During his tenure, his government came up with The Vision 2030 economic blueprint which paved way for the establishment of the Konza technopolis city project to create a hub of technology innovation in Africa.
On financial inclusion, mobile money services developed by telcos propelled the number of Kenyans who had access to financial services from less than a million in 2002 to more than 20 million people by the end of 2021. Kenya’s famed mobile-money service M-Pesa which was launched in 2007 currently has 30 million active monthly users in Kenya.
As of 2003 when Kibaki took power, only 250,000 people has access to the Internet compared to 14 million people who had access to the Internet at the end of last year.
Between 2002 and 2006 the number of mobile phones in Kenya increased from one million to 10 million. 30 million Kenyans are using mobile phones.
Kibaki also left a mark on Kenya’s education sector.
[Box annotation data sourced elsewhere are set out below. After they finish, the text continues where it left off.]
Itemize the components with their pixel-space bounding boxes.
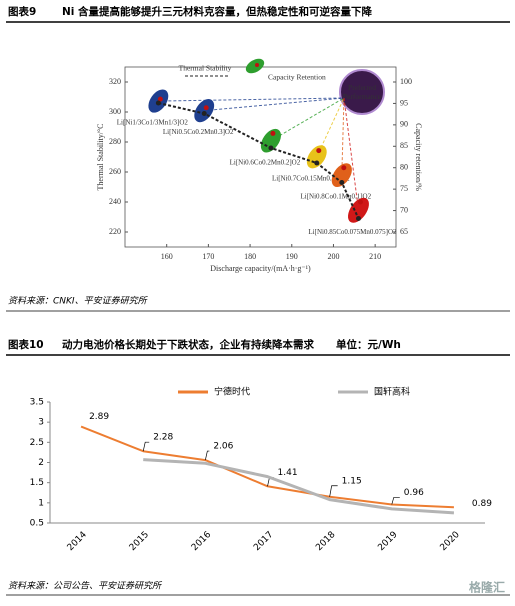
annotation: Preferred Performance: [343, 83, 382, 101]
y-tick-label: 260: [109, 167, 121, 176]
thermal-point: [268, 145, 274, 151]
source: 资料来源：公司公告、平安证券研究所: [8, 581, 163, 592]
watermark: 格隆汇: [469, 580, 505, 595]
retention-point: [316, 148, 322, 154]
y-tick-label: 0.5: [30, 519, 44, 529]
y-axis-title: Thermal Stability/°C: [96, 124, 105, 191]
y-tick-label: 1.5: [30, 478, 44, 488]
point-label: Li[Ni0.5Co0.2Mn0.3]O2: [163, 128, 234, 136]
point-label: Li[Ni0.8Co0.1Mn0.1]O2: [301, 193, 372, 201]
data-label: 1.41: [278, 468, 298, 478]
series-line: [80, 425, 454, 509]
x-tick-label: 180: [244, 252, 256, 261]
arrow: [270, 97, 345, 142]
point-label: Li[Ni0.7Co0.15Mn0.15]O2: [272, 174, 350, 182]
retention-point: [270, 130, 276, 136]
y2-tick-label: 70: [400, 205, 408, 214]
series-line: [143, 458, 455, 515]
thermal-point: [155, 100, 161, 106]
data-label: 0.96: [404, 488, 424, 498]
y2-tick-label: 85: [400, 141, 408, 150]
legend-label: 国轩高科: [374, 386, 410, 398]
x-tick-label: 2018: [314, 530, 337, 553]
y-tick-label: 3: [38, 418, 44, 428]
x-tick-label: 160: [161, 252, 173, 261]
figure-title: 动力电池价格长期处于下跌状态，企业有持续降本需求: [62, 338, 314, 351]
x-tick-label: 2019: [376, 530, 399, 553]
leader-line: [329, 485, 338, 497]
annotation-line: Preferred: [348, 83, 376, 92]
retention-point: [341, 165, 347, 171]
x-axis-title: Discharge capacity/(mA·h·g⁻¹): [210, 264, 311, 273]
y2-tick-label: 80: [400, 163, 408, 172]
legend-label: Capacity Retention: [268, 73, 326, 82]
y-tick-label: 2: [38, 458, 44, 468]
material-ellipse: [306, 145, 327, 169]
data-label: 0.89: [472, 499, 492, 509]
figure-title: Ni 含量提高能够提升三元材料克容量，但热稳定性和可逆容量下降: [62, 5, 373, 18]
figure-label: 图表9: [8, 5, 36, 18]
y-tick-label: 3.5: [30, 398, 44, 408]
y2-tick-label: 75: [400, 184, 408, 193]
thermal-line: [158, 102, 360, 219]
y2-tick-label: 95: [400, 98, 408, 107]
x-tick-label: 2020: [439, 530, 462, 553]
y-tick-label: 280: [109, 137, 121, 146]
x-tick-label: 2014: [66, 530, 89, 553]
point-label: Li[Ni0.85Co0.075Mn0.075]O2: [308, 228, 397, 236]
y2-axis-title: Capacity retention/%: [414, 123, 423, 191]
source: 资料来源：CNKI、平安证券研究所: [8, 296, 149, 307]
thermal-point: [201, 111, 207, 116]
thermal-point: [314, 160, 320, 166]
retention-point: [203, 105, 209, 111]
point-label: Li[Ni1/3Co1/3Mn1/3]O2: [117, 119, 189, 127]
y-tick-label: 220: [109, 227, 121, 236]
arrow: [341, 97, 345, 176]
x-tick-label: 170: [202, 252, 214, 261]
arrow: [343, 97, 359, 211]
data-label: 2.28: [153, 433, 173, 443]
x-tick-label: 2015: [128, 530, 151, 553]
y-tick-label: 240: [109, 197, 121, 206]
unit: 单位：元/Wh: [336, 338, 401, 351]
material-ellipse: [348, 197, 369, 223]
x-tick-label: 2017: [252, 530, 275, 553]
arrow: [204, 97, 345, 112]
x-tick-label: 210: [369, 252, 381, 261]
preferred-circle: [339, 69, 385, 115]
arrow: [158, 97, 345, 102]
y-tick-label: 2.5: [30, 438, 44, 448]
material-ellipse: [260, 128, 281, 153]
leader-line: [205, 450, 210, 461]
legend-swatch: [255, 63, 259, 67]
material-ellipse: [331, 163, 352, 187]
legend-label: 宁德时代: [214, 386, 250, 398]
y-tick-label: 320: [109, 77, 121, 86]
x-tick-label: 2016: [190, 530, 213, 553]
legend-swatch: [245, 58, 265, 74]
y-tick-label: 300: [109, 107, 121, 116]
data-label: 2.89: [89, 412, 109, 422]
x-tick-label: 190: [286, 252, 298, 261]
leader-line: [391, 497, 400, 505]
thermal-point: [355, 216, 361, 221]
y2-tick-label: 65: [400, 227, 408, 236]
data-label: 2.06: [213, 442, 233, 452]
annotation-line: Performance: [343, 92, 382, 101]
figure-label: 图表10: [8, 338, 44, 351]
thermal-point: [339, 180, 345, 185]
x-tick-label: 200: [327, 252, 339, 261]
y2-tick-label: 90: [400, 120, 408, 129]
data-label: 1.15: [342, 476, 362, 486]
legend-label: Thermal Stability: [179, 64, 232, 73]
retention-point: [157, 96, 163, 102]
point-label: Li[Ni0.6Co0.2Mn0.2]O2: [230, 158, 301, 166]
y2-tick-label: 100: [400, 77, 412, 86]
y-tick-label: 1: [38, 498, 44, 508]
retention-point: [357, 199, 363, 205]
leader-line: [142, 441, 150, 452]
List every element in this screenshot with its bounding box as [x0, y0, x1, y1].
He expanded access to university education. When he took office, Kenya had only six public universities. When he left in 2013 the number had grown to 22. This allowed more students to pursue computer-related courses thereby reducing the shortage of IT personnel in Kenya.
It was during his era that the government-initiated policies that deepened Internet connectivity in Africa. Currently, Kenya enjoys one of the fastest Internet connections in Africa.